2.8 In vivo xenograft tumor model

Beijing Vital River Laboratory Animal Technologies Co., Ltd. supplied the female BALB/c nude mice, which were 4–6 weeks old and of SPF grade, and were kept in a pathogen-free environment. Suspensions of 5 × 10⁶; H1975 or PC-9 cells in 100 μL PBS were implanted subcutaneously into the right axilla of each mouse. Starting on day 7 post-inoculation, length and width of the tumor were calculated every 3days by a caliper so as to figure out tumor volume as (length × width²)/2. Mice were randomized into three groups (n = 3/group): control group, IL-35-treatment group (Cohesion Biosciences), and IL-35-neutralizing antibody group (Sigma-Aldrich).Mice in the control group received 200μL PBS via intraperitoneal injection (i.p.) every other day. The IL-35-treatment group was administered recombinant IL-35 protein at a dose of 0.75μg/mouse (i.p., every other day) (11). The group of neutralization with IL-35-specific antibodies received anti-EBI3 monoclonal antibody (clone V1.4C4.22, MABF848, Sigma-Aldrich) at an initial dose of 100μg/mouse via intraperitoneal injection and then at a 50 μg/kg maintenance dosage every other day (6).Tumor size was monitored every 3days after treatment initiation.
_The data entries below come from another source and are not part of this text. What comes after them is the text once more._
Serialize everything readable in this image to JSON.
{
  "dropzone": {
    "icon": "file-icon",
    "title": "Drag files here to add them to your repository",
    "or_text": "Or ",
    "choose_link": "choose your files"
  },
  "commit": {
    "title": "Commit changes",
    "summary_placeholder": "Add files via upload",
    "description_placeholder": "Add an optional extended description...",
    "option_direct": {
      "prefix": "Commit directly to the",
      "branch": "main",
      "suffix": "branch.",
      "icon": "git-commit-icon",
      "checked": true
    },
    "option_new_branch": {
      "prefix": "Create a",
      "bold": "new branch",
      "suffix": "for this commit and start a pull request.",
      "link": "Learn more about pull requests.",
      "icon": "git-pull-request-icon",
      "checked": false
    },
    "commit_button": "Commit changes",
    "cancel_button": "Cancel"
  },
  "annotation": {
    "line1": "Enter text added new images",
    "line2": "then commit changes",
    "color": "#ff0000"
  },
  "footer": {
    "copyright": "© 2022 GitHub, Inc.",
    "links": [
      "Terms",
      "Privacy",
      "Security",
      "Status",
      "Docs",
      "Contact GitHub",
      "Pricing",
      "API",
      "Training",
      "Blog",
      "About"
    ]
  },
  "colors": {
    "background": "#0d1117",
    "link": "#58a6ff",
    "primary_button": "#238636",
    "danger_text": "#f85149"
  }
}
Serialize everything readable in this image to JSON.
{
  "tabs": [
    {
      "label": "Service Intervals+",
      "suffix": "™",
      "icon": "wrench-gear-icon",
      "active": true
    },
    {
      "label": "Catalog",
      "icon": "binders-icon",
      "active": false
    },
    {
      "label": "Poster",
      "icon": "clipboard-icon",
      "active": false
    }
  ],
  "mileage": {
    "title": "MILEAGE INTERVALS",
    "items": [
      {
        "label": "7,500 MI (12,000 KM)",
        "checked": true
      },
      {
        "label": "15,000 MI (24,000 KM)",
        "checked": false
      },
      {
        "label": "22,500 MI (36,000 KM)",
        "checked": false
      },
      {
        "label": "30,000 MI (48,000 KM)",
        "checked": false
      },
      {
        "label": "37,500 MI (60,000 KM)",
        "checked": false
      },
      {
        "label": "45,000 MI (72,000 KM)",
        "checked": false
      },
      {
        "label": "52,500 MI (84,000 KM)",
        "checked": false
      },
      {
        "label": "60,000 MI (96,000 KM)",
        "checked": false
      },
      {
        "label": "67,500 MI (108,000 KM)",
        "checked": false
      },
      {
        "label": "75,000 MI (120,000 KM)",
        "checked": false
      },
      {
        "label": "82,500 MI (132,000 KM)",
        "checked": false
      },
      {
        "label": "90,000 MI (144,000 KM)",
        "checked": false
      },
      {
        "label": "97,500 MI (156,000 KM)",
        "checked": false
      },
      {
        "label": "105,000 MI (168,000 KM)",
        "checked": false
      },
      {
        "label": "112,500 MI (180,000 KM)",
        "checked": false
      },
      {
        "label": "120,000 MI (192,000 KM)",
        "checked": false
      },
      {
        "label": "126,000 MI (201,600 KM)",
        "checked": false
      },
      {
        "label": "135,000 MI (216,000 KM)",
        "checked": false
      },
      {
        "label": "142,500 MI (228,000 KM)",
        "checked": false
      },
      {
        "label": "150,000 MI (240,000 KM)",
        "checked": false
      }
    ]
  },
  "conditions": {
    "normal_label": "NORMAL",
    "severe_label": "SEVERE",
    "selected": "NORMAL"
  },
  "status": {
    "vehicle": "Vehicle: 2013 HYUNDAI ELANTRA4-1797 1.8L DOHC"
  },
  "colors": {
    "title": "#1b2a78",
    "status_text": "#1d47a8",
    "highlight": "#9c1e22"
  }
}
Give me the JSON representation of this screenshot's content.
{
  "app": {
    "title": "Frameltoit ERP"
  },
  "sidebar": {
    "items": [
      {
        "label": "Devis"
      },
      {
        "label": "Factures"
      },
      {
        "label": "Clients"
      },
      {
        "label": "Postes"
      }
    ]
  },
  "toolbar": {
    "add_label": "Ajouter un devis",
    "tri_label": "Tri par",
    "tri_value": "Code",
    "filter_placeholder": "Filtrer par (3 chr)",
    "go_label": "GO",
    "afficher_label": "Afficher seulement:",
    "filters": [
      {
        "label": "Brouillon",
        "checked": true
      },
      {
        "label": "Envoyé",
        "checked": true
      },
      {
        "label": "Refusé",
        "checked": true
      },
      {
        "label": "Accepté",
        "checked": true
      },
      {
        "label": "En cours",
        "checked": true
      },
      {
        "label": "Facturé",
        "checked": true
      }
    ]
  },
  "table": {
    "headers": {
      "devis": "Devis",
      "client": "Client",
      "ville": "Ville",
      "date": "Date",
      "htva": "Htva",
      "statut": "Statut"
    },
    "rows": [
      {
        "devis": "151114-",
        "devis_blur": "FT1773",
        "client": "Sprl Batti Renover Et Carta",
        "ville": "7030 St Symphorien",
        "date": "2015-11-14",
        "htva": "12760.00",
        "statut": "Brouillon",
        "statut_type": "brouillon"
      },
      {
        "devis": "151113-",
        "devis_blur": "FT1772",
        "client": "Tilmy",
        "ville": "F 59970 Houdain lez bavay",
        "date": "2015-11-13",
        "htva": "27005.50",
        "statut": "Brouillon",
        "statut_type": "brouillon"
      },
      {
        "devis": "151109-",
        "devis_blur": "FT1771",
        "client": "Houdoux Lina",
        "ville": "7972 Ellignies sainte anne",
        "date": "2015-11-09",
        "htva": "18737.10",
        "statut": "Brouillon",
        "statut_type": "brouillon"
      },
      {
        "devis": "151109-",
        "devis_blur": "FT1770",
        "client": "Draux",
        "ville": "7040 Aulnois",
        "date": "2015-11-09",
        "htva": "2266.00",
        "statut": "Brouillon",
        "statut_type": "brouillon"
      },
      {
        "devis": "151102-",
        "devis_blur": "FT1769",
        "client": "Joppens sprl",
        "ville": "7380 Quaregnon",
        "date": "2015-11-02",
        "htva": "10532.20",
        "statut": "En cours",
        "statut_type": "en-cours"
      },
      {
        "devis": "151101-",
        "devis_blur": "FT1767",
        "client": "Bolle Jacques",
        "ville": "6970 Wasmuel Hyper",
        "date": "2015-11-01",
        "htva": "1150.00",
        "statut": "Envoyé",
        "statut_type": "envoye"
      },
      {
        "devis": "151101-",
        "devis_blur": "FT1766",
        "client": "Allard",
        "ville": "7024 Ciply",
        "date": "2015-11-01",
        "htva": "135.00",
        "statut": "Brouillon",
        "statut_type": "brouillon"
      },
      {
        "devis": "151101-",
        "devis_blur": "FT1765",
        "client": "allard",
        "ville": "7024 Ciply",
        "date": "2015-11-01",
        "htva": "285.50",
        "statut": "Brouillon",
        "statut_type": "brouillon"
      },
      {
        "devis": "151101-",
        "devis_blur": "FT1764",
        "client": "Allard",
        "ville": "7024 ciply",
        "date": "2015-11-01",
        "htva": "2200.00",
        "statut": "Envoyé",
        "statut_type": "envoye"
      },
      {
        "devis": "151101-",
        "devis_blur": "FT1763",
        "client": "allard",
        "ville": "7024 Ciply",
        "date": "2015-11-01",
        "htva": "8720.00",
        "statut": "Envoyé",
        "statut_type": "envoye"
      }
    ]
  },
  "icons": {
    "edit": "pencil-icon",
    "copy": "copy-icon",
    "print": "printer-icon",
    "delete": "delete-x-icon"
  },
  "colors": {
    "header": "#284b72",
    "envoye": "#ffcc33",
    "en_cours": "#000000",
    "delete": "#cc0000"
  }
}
On the 28th day after tumor formation (the 28th day of drug administration), the mice were euthanized by cervical dislocation, and the tumors were excised and weighed.

2.9 Statistics reasoning

Each experiment in the present study was done a minimum of three times. IBM SPSS Statistics 21 was leveraged to make a statistics analysis. Intergroup differences were assessed by one-way ANOVA, chi-square test, or Fisher’s exact test. In Spearman’s rank correlation, its coefficient was a strong measure of association between two variables. Kaplan–Meier survival analysis was performed. When the p-value was smaller than 0.05, it was deemed to be statistically significant.

3 Results

3.1 Expression of IL-35 is elevated in EGFR-mutant NSCLC and correlates with tumor size and EGFR mutation status

IL-35, a heterodimer consisting of EBI3 and p35 subunits, was examined at the tissue level in 82 NSCLC specimens, including 47 EGFR-mutant and 35 EGFR-wild-type cases. Immunohistochemical staining suggested both EBI3 and p35 were highly expressed (Figure 1A) and showed strong concordance in expression levels (Spearman r=0.879, P<0.0001) (Figures 1B, C). EGFR-mutant NSCLC tissues expressed IL-35 in significantly higher levels compared with wild-type (χ² = 4.843, P = 0.028) (Table 1, Figure1D). Higher IL-35 level was positively linked to increased tumor size (Table 1). In both the overall population and the EGFR-mutant population, there were statistically significant differences in survival between the high and low IL-35 expression groups (P < 0.05, Supplementary Figure 3), indicating that IL-35 expression affects patient prognosis. To validate these findings, Western blot (Figures 1E, F), RT-PCR (Figure 1G), and ELISA analyses (Figure 1H) were performed on fresh NSCLC tissues (n = 14; EGFR-wild-type, n = 6; EGFR-mutant, n = 8). All three assays consistently confirmed significantly higher IL-35 levels expressed in both mRNA and protein of EGFR-mutant tissues than wild-type (T-test, Western blot, P < 0.05; RT-PCR, P < 0.05; ELISA, P < 0.05).

Figure 1

Figure 1. IL-35 is upregulated in EGFR-mutant NSCLC tissues. (A) Representative immunohistochemical staining of two IL-35 subunits (EBI3 and P35) in EGFR wild-type (left) and EGFR-mutant (right) NSCLC tissues. Scale bars: 50 μm.(B) Quantification of IL-35 subunit expression levels based on IHC scoring across the NSCLC cohort, shown as the proportion of samples with low, medium, and high expression.(C) Correlation analysis between EBI3 and P35 IHC expression scores in NSCLC tissue samples (n = 82, Spearman’s correlation).(D) The proportion of IL-35 expression levels between the EGFR-mutant and wild-type groups. (E) Western blotting of EBI3 and P35 protein levels in EGFR-mutant and EGFR wild-type NSCLC tissues. β-Actin was taken as a loading control. (F) A bar graph showing the grayscale values of the Western blot results obtained using ImageJ. (G) A qPCR analysis of EBI3 and P35 mRNA expression in EGFR-mutant and wild-type NSCLC tissues. Data are presented as relative expression normalized to β-Actin. (H) ELISA measurement of IL-35 protein levels in tissue lysates from EGFR-mutant and EGFR wild-type NSCLC patients. The symbol * indicates that the difference is statistically significant.

Table 1

Table 1. Clinical characteristics of the patients.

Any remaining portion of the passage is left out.